The exit code taxonomy makes failure handling decidable without parsing prose: 40/50 are retry-safe, 2 means the command was malformed, 10/11 mean credentials/permissions, 60 means state conflict.

Exit 3 is the agent-resolvable refusal: the command was well-formed, but a named safety acknowledgment (--confirm, --grant-admin) is missing — and the error names it. An agent can surface the decision to a human, or re-run with the flag if its policy allows.

Under --output json, a failure also writes a structured envelope to stdout ({"error":{"exitCode","message","reasons","requires"}}), so the failure is parseable without scraping stderr — and requires names the missing flag at failure time, not just in a dry-run. See output formats.

The read-only authority boundary — GPLAY_READONLY

Section titled “The read-only authority boundary — GPLAY_READONLY”

--confirm and --grant-admin are advisory: an agent that holds the credential can pass them itself. GPLAY_READONLY is the boundary a harness imposes regardless of what the model chooses. When it is truthy (1/true/yes/on), every command that mutates Google Play state is refused with exit 4before credential resolution and any network call — while read commands and --dry-run of mutating commands still run. So an agent can observe and plan against a production credential, but cannot publish unless the environment lets it.

Exit 4 is deliberately distinct from exit 3: it is not resolvable by adding a flag (the message says so). Pair it with a read-only service account for defence in depth — see the CI/CD guide.

Two global flags make unattended runs predictable. --timeout <duration> bounds each API request (control-plane calls default to 60s; uploads are exempt unless you set it). --retry N retries the transient classes (transport errors, 5xx, 429 honouring Retry-After) with exponential backoff, and never retries non-transient 4xx or edits.commit. Both are safe defaults for an agent to set on every call.
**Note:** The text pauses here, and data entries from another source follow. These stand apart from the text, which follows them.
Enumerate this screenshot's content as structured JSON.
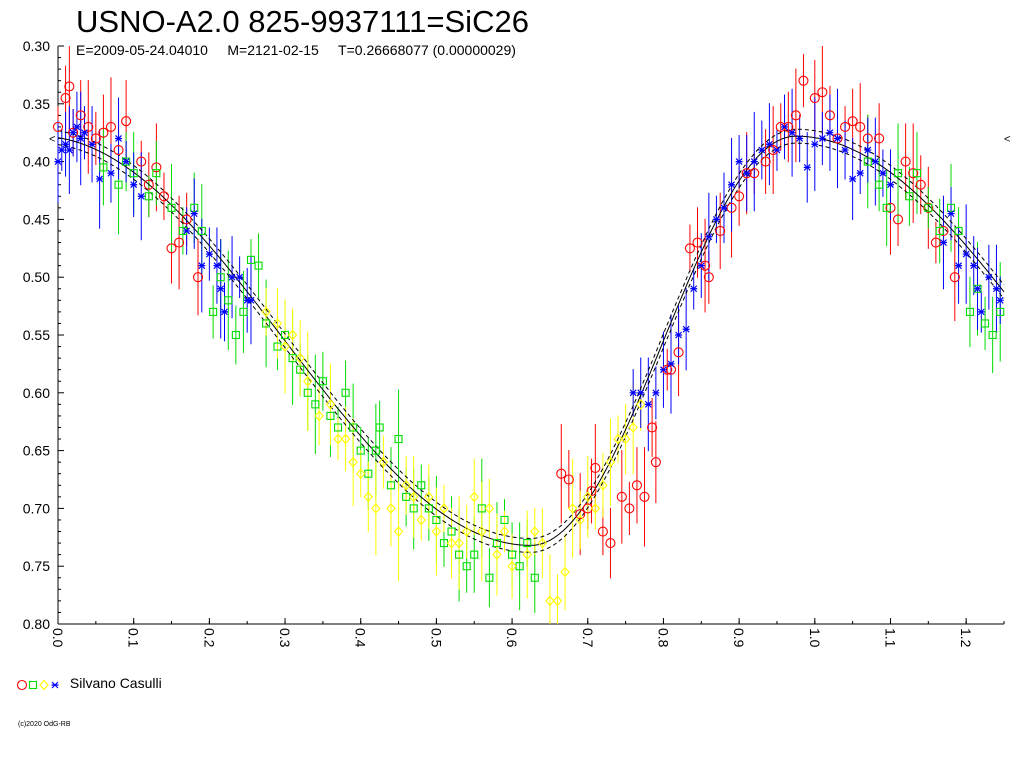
{
  "title": "USNO-A2.0 825-9937111=SiC26",
  "subtitle": "E=2009-05-24.04010     M=2121-02-15     T=0.26668077 (0.00000029)",
  "credit": "(c)2020 OdG-RB",
  "chart_data": {
    "type": "scatter",
    "title": "USNO-A2.0 825-9937111=SiC26",
    "xlabel": "",
    "ylabel": "",
    "xlim": [
      0.0,
      1.25
    ],
    "ylim": [
      0.3,
      0.8
    ],
    "y_inverted": true,
    "x_ticks": [
      "0.0",
      "0.1",
      "0.2",
      "0.3",
      "0.4",
      "0.5",
      "0.6",
      "0.7",
      "0.8",
      "0.9",
      "1.0",
      "1.1",
      "1.2"
    ],
    "y_ticks": [
      "0.30",
      "0.35",
      "0.40",
      "0.45",
      "0.50",
      "0.55",
      "0.60",
      "0.65",
      "0.70",
      "0.75",
      "0.80"
    ],
    "markers": [
      "<",
      "<"
    ],
    "legend": {
      "label": "Silvano Casulli",
      "placement": "bottom-left",
      "symbols": [
        {
          "shape": "circle",
          "color": "#ff0000"
        },
        {
          "shape": "square",
          "color": "#00dd00"
        },
        {
          "shape": "diamond",
          "color": "#ffff00"
        },
        {
          "shape": "star",
          "color": "#0000ff"
        }
      ]
    },
    "model_curve": {
      "min_phase": 0.625,
      "max_phase": 0.975,
      "mag_max": 0.378,
      "mag_min": 0.732,
      "envelope": 0.006,
      "harmonic2": 0.012
    },
    "series": [
      {
        "shape": "circle",
        "color": "#ff0000",
        "points": [
          [
            0.0,
            0.37
          ],
          [
            0.01,
            0.345
          ],
          [
            0.015,
            0.335
          ],
          [
            0.02,
            0.375
          ],
          [
            0.03,
            0.36
          ],
          [
            0.04,
            0.37
          ],
          [
            0.05,
            0.38
          ],
          [
            0.06,
            0.375
          ],
          [
            0.07,
            0.37
          ],
          [
            0.08,
            0.39
          ],
          [
            0.09,
            0.365
          ],
          [
            0.11,
            0.4
          ],
          [
            0.12,
            0.42
          ],
          [
            0.13,
            0.405
          ],
          [
            0.14,
            0.43
          ],
          [
            0.15,
            0.475
          ],
          [
            0.16,
            0.47
          ],
          [
            0.17,
            0.45
          ],
          [
            0.185,
            0.5
          ],
          [
            0.665,
            0.67
          ],
          [
            0.675,
            0.675
          ],
          [
            0.69,
            0.705
          ],
          [
            0.7,
            0.7
          ],
          [
            0.705,
            0.685
          ],
          [
            0.71,
            0.665
          ],
          [
            0.72,
            0.72
          ],
          [
            0.73,
            0.73
          ],
          [
            0.745,
            0.69
          ],
          [
            0.755,
            0.7
          ],
          [
            0.765,
            0.68
          ],
          [
            0.775,
            0.69
          ],
          [
            0.785,
            0.63
          ],
          [
            0.79,
            0.66
          ],
          [
            0.805,
            0.58
          ],
          [
            0.81,
            0.58
          ],
          [
            0.82,
            0.565
          ],
          [
            0.835,
            0.475
          ],
          [
            0.845,
            0.47
          ],
          [
            0.855,
            0.49
          ],
          [
            0.86,
            0.5
          ],
          [
            0.875,
            0.46
          ],
          [
            0.89,
            0.44
          ],
          [
            0.9,
            0.43
          ],
          [
            0.91,
            0.41
          ],
          [
            0.92,
            0.41
          ],
          [
            0.935,
            0.4
          ],
          [
            0.945,
            0.39
          ],
          [
            0.955,
            0.37
          ],
          [
            0.965,
            0.37
          ],
          [
            0.975,
            0.36
          ],
          [
            0.985,
            0.33
          ],
          [
            1.0,
            0.345
          ],
          [
            1.01,
            0.34
          ],
          [
            1.02,
            0.36
          ],
          [
            1.03,
            0.38
          ],
          [
            1.04,
            0.37
          ],
          [
            1.05,
            0.365
          ],
          [
            1.06,
            0.37
          ],
          [
            1.07,
            0.38
          ],
          [
            1.085,
            0.38
          ],
          [
            1.1,
            0.44
          ],
          [
            1.11,
            0.45
          ],
          [
            1.12,
            0.4
          ],
          [
            1.13,
            0.41
          ],
          [
            1.14,
            0.42
          ],
          [
            1.15,
            0.44
          ],
          [
            1.16,
            0.47
          ],
          [
            1.17,
            0.46
          ],
          [
            1.185,
            0.5
          ]
        ]
      },
      {
        "shape": "square",
        "color": "#00dd00",
        "points": [
          [
            0.06,
            0.405
          ],
          [
            0.08,
            0.42
          ],
          [
            0.09,
            0.4
          ],
          [
            0.1,
            0.41
          ],
          [
            0.12,
            0.43
          ],
          [
            0.13,
            0.41
          ],
          [
            0.15,
            0.44
          ],
          [
            0.165,
            0.46
          ],
          [
            0.18,
            0.44
          ],
          [
            0.19,
            0.46
          ],
          [
            0.205,
            0.53
          ],
          [
            0.215,
            0.5
          ],
          [
            0.225,
            0.52
          ],
          [
            0.235,
            0.55
          ],
          [
            0.245,
            0.53
          ],
          [
            0.255,
            0.485
          ],
          [
            0.265,
            0.49
          ],
          [
            0.275,
            0.54
          ],
          [
            0.29,
            0.56
          ],
          [
            0.3,
            0.55
          ],
          [
            0.31,
            0.57
          ],
          [
            0.32,
            0.58
          ],
          [
            0.33,
            0.6
          ],
          [
            0.34,
            0.61
          ],
          [
            0.35,
            0.59
          ],
          [
            0.36,
            0.62
          ],
          [
            0.37,
            0.63
          ],
          [
            0.38,
            0.6
          ],
          [
            0.39,
            0.63
          ],
          [
            0.4,
            0.65
          ],
          [
            0.41,
            0.67
          ],
          [
            0.42,
            0.65
          ],
          [
            0.425,
            0.63
          ],
          [
            0.44,
            0.68
          ],
          [
            0.45,
            0.64
          ],
          [
            0.46,
            0.69
          ],
          [
            0.47,
            0.7
          ],
          [
            0.48,
            0.68
          ],
          [
            0.49,
            0.7
          ],
          [
            0.5,
            0.71
          ],
          [
            0.51,
            0.73
          ],
          [
            0.52,
            0.72
          ],
          [
            0.53,
            0.74
          ],
          [
            0.54,
            0.75
          ],
          [
            0.55,
            0.74
          ],
          [
            0.56,
            0.7
          ],
          [
            0.57,
            0.76
          ],
          [
            0.58,
            0.73
          ],
          [
            0.59,
            0.71
          ],
          [
            0.6,
            0.74
          ],
          [
            0.61,
            0.75
          ],
          [
            0.62,
            0.73
          ],
          [
            0.63,
            0.76
          ],
          [
            1.07,
            0.4
          ],
          [
            1.085,
            0.42
          ],
          [
            1.095,
            0.44
          ],
          [
            1.11,
            0.41
          ],
          [
            1.125,
            0.43
          ],
          [
            1.135,
            0.41
          ],
          [
            1.15,
            0.44
          ],
          [
            1.165,
            0.46
          ],
          [
            1.18,
            0.44
          ],
          [
            1.19,
            0.46
          ],
          [
            1.205,
            0.53
          ],
          [
            1.215,
            0.51
          ],
          [
            1.225,
            0.54
          ],
          [
            1.235,
            0.55
          ],
          [
            1.245,
            0.53
          ]
        ]
      },
      {
        "shape": "diamond",
        "color": "#ffff00",
        "points": [
          [
            0.275,
            0.53
          ],
          [
            0.29,
            0.54
          ],
          [
            0.3,
            0.56
          ],
          [
            0.31,
            0.55
          ],
          [
            0.32,
            0.57
          ],
          [
            0.33,
            0.59
          ],
          [
            0.345,
            0.62
          ],
          [
            0.36,
            0.61
          ],
          [
            0.37,
            0.64
          ],
          [
            0.38,
            0.64
          ],
          [
            0.39,
            0.66
          ],
          [
            0.4,
            0.67
          ],
          [
            0.41,
            0.69
          ],
          [
            0.42,
            0.7
          ],
          [
            0.43,
            0.66
          ],
          [
            0.44,
            0.7
          ],
          [
            0.45,
            0.72
          ],
          [
            0.46,
            0.68
          ],
          [
            0.47,
            0.69
          ],
          [
            0.48,
            0.71
          ],
          [
            0.49,
            0.69
          ],
          [
            0.5,
            0.72
          ],
          [
            0.51,
            0.7
          ],
          [
            0.52,
            0.73
          ],
          [
            0.53,
            0.73
          ],
          [
            0.54,
            0.72
          ],
          [
            0.55,
            0.69
          ],
          [
            0.56,
            0.72
          ],
          [
            0.57,
            0.7
          ],
          [
            0.58,
            0.74
          ],
          [
            0.59,
            0.72
          ],
          [
            0.6,
            0.75
          ],
          [
            0.62,
            0.74
          ],
          [
            0.63,
            0.72
          ],
          [
            0.64,
            0.73
          ],
          [
            0.65,
            0.78
          ],
          [
            0.66,
            0.78
          ],
          [
            0.67,
            0.755
          ],
          [
            0.68,
            0.7
          ],
          [
            0.69,
            0.71
          ],
          [
            0.7,
            0.69
          ],
          [
            0.71,
            0.7
          ],
          [
            0.72,
            0.68
          ],
          [
            0.73,
            0.66
          ],
          [
            0.74,
            0.64
          ],
          [
            0.75,
            0.64
          ],
          [
            0.76,
            0.63
          ],
          [
            0.77,
            0.61
          ]
        ]
      },
      {
        "shape": "star",
        "color": "#0000ff",
        "points": [
          [
            0.0,
            0.4
          ],
          [
            0.005,
            0.39
          ],
          [
            0.01,
            0.385
          ],
          [
            0.015,
            0.39
          ],
          [
            0.02,
            0.375
          ],
          [
            0.025,
            0.37
          ],
          [
            0.03,
            0.38
          ],
          [
            0.035,
            0.375
          ],
          [
            0.045,
            0.385
          ],
          [
            0.055,
            0.415
          ],
          [
            0.07,
            0.41
          ],
          [
            0.08,
            0.38
          ],
          [
            0.09,
            0.4
          ],
          [
            0.1,
            0.42
          ],
          [
            0.11,
            0.43
          ],
          [
            0.17,
            0.46
          ],
          [
            0.18,
            0.445
          ],
          [
            0.19,
            0.49
          ],
          [
            0.2,
            0.48
          ],
          [
            0.21,
            0.49
          ],
          [
            0.215,
            0.51
          ],
          [
            0.22,
            0.53
          ],
          [
            0.23,
            0.5
          ],
          [
            0.24,
            0.5
          ],
          [
            0.25,
            0.52
          ],
          [
            0.255,
            0.52
          ],
          [
            0.76,
            0.6
          ],
          [
            0.77,
            0.6
          ],
          [
            0.78,
            0.61
          ],
          [
            0.79,
            0.6
          ],
          [
            0.8,
            0.58
          ],
          [
            0.81,
            0.575
          ],
          [
            0.82,
            0.55
          ],
          [
            0.83,
            0.545
          ],
          [
            0.84,
            0.51
          ],
          [
            0.85,
            0.49
          ],
          [
            0.86,
            0.465
          ],
          [
            0.87,
            0.45
          ],
          [
            0.88,
            0.44
          ],
          [
            0.89,
            0.42
          ],
          [
            0.9,
            0.4
          ],
          [
            0.91,
            0.41
          ],
          [
            0.92,
            0.4
          ],
          [
            0.93,
            0.39
          ],
          [
            0.94,
            0.385
          ],
          [
            0.95,
            0.39
          ],
          [
            0.96,
            0.37
          ],
          [
            0.97,
            0.375
          ],
          [
            0.98,
            0.38
          ],
          [
            0.99,
            0.405
          ],
          [
            1.0,
            0.385
          ],
          [
            1.01,
            0.38
          ],
          [
            1.02,
            0.375
          ],
          [
            1.03,
            0.38
          ],
          [
            1.04,
            0.39
          ],
          [
            1.05,
            0.415
          ],
          [
            1.06,
            0.41
          ],
          [
            1.07,
            0.39
          ],
          [
            1.08,
            0.4
          ],
          [
            1.09,
            0.41
          ],
          [
            1.1,
            0.42
          ],
          [
            1.17,
            0.47
          ],
          [
            1.18,
            0.445
          ],
          [
            1.19,
            0.49
          ],
          [
            1.2,
            0.48
          ],
          [
            1.21,
            0.49
          ],
          [
            1.215,
            0.51
          ],
          [
            1.22,
            0.53
          ],
          [
            1.23,
            0.5
          ],
          [
            1.24,
            0.51
          ],
          [
            1.245,
            0.52
          ]
        ]
      }
    ]
  }
}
Every write command accepts --dry-run: validate inputs and preview the payload with no HTTP call. The team write commands go further — their --dry-run --output json includes a requires array naming the safety flags the live write would need:

Terminal window
gplay team users add dev@example.com --role admin --dry-run --output json
# → { ..., "requires": ["grant-admin"] }

So an agent can discover the gate before tripping it.

gplay never asks an interactive question. Required acknowledgments are expressed as flags (exit 3 when missing), credentials come from flags, env vars, or the stored Account — nothing blocks on a TTY.

gplay schema queries an embedded index of the Android Publisher API — methods, request/response types, enums — with no network and no credentials:

Terminal window
gplay schema edits.tracks.update
gplay schema Track
gplay schema --list --method POST

An agent can answer "what fields does a Track carry?" without leaving the shell. ([experimental] — the JSON shape may still evolve.)

This site publishes /llms.txt and a concatenated /llms-full.txt so agents can ingest the documentation — including the full generated command reference — in one fetch.

If your agent framework supports skills (Claude Code and compatible tools), the companion skills package these conventions per workflow — install with npx skills add PollyGlot/google-play-cli-skills.